Chegg: Bay Area tech company, down from $12B to $159M in value, lays offs

Access to a webpage has been denied, and the user is prompted to confirm they are human by pressing and holding, but the option to do so is not visible. The page provides a reference ID and contact information for users to report the issue and provide feedback.

Research

1-Bit AI Infrastructure

Researchers have developed a software stack to optimize the performance of 1-bit Large Language Models (LLMs), enabling faster and more energy-efficient deployment on various devices. The new software achieves significant speedups, ranging from 1.37x to 6.17x, on both x86 and ARM CPUs across different model sizes.

Jailbreaking LLM-Controlled Robots

Researchers have developed an algorithm called RoboPAIR that can "jailbreak" large language model (LLM)-controlled robots, eliciting harmful physical actions in various scenarios. The study demonstrates the vulnerability of LLMs in robotics, revealing the potential for physical damage and highlighting the need to address this emerging risk for safe deployment.

Exo 2: Growing a Scheduling Language

User-schedulable languages (USLs) allow programmers to optimize programs safely, but current USLs lack a universal approach to control and automation. Exo 2 is a scheduling language that addresses this issue by enabling users to define new scheduling operations externally, allowing for the creation of custom scheduling libraries that can improve performance.

WiFlexFormer: Efficient WiFi-Based Person-Centric Sensing

WiFlexFormer is a highly efficient Transformer-based architecture for WiFi Channel State Information-based person-centric sensing, achieving comparable Human Activity Recognition performance to state-of-the-art models with significantly fewer parameters and faster inference times. It offers real-time inference capabilities and improved cross-domain generalization, making it a potential solution for efficient WiFi-based sensing applications.

Injection Attacks Against End-to-End Encrypted Applications

Researchers have discovered a vulnerability in end-to-end encrypted messaging apps, such as WhatsApp and Signal, where an attacker can inject malicious content and then use the length of the resulting encrypted backups to infer confidential information. The study found proof-of-concept attacks that could recover message or attachment data from WhatsApp and metadata from Signal, highlighting the need for stronger security measures in these applications.

Code

LlamaChunk: Better RAG Chunking Than LlamaIndex

Researchers have developed a novel method for chunking documents in Retrieval-Augmented Generation (RAG) applications using the Llama-70B model, called LlamaChunk, which outperforms existing chunking strategies by semantically grouping content without requiring manual tuning or regex. The LlamaChunk algorithm uses a special token to separate content into relevant groupings, and its performance was evaluated on the LegalBenchConsumerContractsQA dataset alongside two other chunking strategies.

Show HN: Generate short videos with one click using AI LLM

MoneyPrinterTurbo是一款可以自动生成视频文案、视频素材、视频字幕、视频背景音乐，并合成高清短视频的工具。它支持多种视频尺寸、批量视频生成、视频片段时长设置、中文和英文视频文案、多种语音合成等功能。

Applied AI Repo – How Organizations Are Adopting AI/ML

This repository is a curated collection of artificial intelligence and machine learning use cases, best practices, and lessons learned from leading technology companies. It includes blog posts and articles from companies such as Airbnb, Algolia, and eBay, covering topics like deep learning, natural language processing, and computer vision.

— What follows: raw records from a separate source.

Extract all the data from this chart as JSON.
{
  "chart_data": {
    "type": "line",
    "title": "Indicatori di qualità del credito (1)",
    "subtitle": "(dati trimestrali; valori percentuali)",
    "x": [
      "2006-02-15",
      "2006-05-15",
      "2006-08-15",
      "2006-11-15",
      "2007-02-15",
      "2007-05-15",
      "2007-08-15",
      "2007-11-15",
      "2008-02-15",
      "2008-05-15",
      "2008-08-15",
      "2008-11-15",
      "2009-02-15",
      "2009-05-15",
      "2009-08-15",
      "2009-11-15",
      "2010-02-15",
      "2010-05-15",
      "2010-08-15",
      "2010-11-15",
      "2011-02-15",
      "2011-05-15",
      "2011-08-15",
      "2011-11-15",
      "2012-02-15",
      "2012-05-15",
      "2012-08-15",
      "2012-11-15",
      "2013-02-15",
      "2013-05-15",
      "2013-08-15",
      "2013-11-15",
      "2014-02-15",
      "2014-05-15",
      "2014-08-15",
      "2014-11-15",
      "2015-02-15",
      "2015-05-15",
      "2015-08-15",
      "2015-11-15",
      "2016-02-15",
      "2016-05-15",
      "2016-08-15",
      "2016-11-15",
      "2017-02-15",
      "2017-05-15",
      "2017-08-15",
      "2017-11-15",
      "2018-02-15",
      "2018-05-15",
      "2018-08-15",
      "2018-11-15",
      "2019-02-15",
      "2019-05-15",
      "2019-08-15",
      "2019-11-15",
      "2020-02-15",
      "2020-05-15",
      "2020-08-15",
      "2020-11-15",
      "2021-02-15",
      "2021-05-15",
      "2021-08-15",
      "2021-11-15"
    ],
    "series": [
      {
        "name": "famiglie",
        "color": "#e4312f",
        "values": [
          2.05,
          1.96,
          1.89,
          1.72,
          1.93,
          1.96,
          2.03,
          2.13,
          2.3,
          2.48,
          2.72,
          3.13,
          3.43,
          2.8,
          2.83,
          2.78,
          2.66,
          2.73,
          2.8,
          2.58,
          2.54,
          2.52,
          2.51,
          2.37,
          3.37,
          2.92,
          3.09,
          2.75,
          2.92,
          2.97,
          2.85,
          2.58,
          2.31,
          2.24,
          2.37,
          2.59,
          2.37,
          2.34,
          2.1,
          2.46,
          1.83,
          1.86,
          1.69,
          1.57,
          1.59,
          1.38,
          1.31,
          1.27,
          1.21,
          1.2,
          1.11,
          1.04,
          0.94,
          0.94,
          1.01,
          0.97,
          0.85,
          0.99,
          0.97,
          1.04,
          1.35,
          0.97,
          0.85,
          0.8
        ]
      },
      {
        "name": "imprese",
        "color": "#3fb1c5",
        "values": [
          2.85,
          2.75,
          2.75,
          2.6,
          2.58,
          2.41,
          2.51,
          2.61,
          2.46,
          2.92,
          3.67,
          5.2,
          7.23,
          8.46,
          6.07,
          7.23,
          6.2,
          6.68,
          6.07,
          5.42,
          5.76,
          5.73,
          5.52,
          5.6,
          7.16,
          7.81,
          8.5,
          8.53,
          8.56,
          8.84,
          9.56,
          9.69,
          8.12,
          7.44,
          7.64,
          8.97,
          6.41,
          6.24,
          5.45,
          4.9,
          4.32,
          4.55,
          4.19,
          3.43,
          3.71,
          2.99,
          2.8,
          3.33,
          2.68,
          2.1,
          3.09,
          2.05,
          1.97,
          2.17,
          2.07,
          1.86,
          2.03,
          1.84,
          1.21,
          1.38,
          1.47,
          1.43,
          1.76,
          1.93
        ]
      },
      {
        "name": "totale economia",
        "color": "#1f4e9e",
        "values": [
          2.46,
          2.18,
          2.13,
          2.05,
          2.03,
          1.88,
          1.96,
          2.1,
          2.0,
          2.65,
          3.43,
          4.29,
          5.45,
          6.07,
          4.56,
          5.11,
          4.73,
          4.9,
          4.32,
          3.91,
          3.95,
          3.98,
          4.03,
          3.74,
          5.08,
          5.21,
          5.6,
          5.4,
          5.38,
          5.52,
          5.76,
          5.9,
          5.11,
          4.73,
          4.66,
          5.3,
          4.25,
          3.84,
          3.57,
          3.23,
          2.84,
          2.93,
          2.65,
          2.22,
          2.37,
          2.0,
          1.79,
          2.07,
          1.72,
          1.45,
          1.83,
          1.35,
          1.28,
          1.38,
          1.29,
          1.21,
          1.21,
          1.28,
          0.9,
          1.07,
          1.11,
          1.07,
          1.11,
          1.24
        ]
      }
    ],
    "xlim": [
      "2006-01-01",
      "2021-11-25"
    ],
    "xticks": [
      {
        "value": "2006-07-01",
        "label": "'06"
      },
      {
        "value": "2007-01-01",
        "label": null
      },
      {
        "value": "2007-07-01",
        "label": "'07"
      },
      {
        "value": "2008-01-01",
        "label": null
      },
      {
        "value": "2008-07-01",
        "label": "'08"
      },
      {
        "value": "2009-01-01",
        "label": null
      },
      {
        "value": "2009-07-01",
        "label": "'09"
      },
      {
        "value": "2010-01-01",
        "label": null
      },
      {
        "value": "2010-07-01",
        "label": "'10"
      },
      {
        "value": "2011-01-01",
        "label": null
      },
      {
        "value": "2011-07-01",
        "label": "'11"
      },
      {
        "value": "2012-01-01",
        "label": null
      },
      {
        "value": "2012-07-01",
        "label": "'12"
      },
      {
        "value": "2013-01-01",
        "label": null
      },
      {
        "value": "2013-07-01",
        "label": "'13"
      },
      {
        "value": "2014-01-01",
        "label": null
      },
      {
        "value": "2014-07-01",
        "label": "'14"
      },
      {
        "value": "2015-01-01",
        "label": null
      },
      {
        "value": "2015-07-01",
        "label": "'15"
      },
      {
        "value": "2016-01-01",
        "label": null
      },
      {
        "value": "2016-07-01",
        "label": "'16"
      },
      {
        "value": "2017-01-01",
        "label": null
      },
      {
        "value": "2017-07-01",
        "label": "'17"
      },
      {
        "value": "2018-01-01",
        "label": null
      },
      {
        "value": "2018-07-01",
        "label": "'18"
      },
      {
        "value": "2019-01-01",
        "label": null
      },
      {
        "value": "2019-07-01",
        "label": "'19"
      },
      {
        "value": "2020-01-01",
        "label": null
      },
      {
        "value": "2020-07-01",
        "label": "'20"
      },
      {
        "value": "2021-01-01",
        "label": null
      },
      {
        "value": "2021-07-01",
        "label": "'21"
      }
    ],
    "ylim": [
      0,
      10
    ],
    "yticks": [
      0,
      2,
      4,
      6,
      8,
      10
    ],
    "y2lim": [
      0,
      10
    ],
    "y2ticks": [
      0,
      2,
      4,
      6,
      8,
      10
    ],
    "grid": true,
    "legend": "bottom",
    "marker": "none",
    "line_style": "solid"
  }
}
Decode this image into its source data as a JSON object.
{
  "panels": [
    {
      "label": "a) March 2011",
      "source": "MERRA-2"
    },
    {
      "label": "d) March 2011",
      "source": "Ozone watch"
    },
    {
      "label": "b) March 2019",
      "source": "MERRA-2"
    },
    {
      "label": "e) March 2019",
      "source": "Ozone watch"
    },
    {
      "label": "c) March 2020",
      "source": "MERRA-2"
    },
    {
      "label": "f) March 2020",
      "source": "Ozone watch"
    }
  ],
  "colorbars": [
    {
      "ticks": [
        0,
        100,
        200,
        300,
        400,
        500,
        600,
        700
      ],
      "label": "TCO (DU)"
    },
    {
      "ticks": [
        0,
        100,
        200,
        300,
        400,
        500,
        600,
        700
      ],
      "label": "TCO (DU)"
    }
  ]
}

Show HN: Hacker News Summarizer with Gemini Nano

HN Summariser is a Chrome extension that uses Google's Gemini Nano model to summarize top comments on Hacker News, allowing users to quickly grasp the gist of discussions without having to read through each comment. The extension is still in development and has some limitations, but it aims to make information consumption easier and more efficient.

Seer: A GUI front end to GDB for Linux

Seer is a graphical user interface (GUI) frontend for the GNU Debugger (gdb) on Linux, aiming to provide a simple and user-friendly interface for debugging. It can be installed from a package manager or built from source, requiring Linux, C++17, gdb with the "mi" interpreter, CMake, and QT6.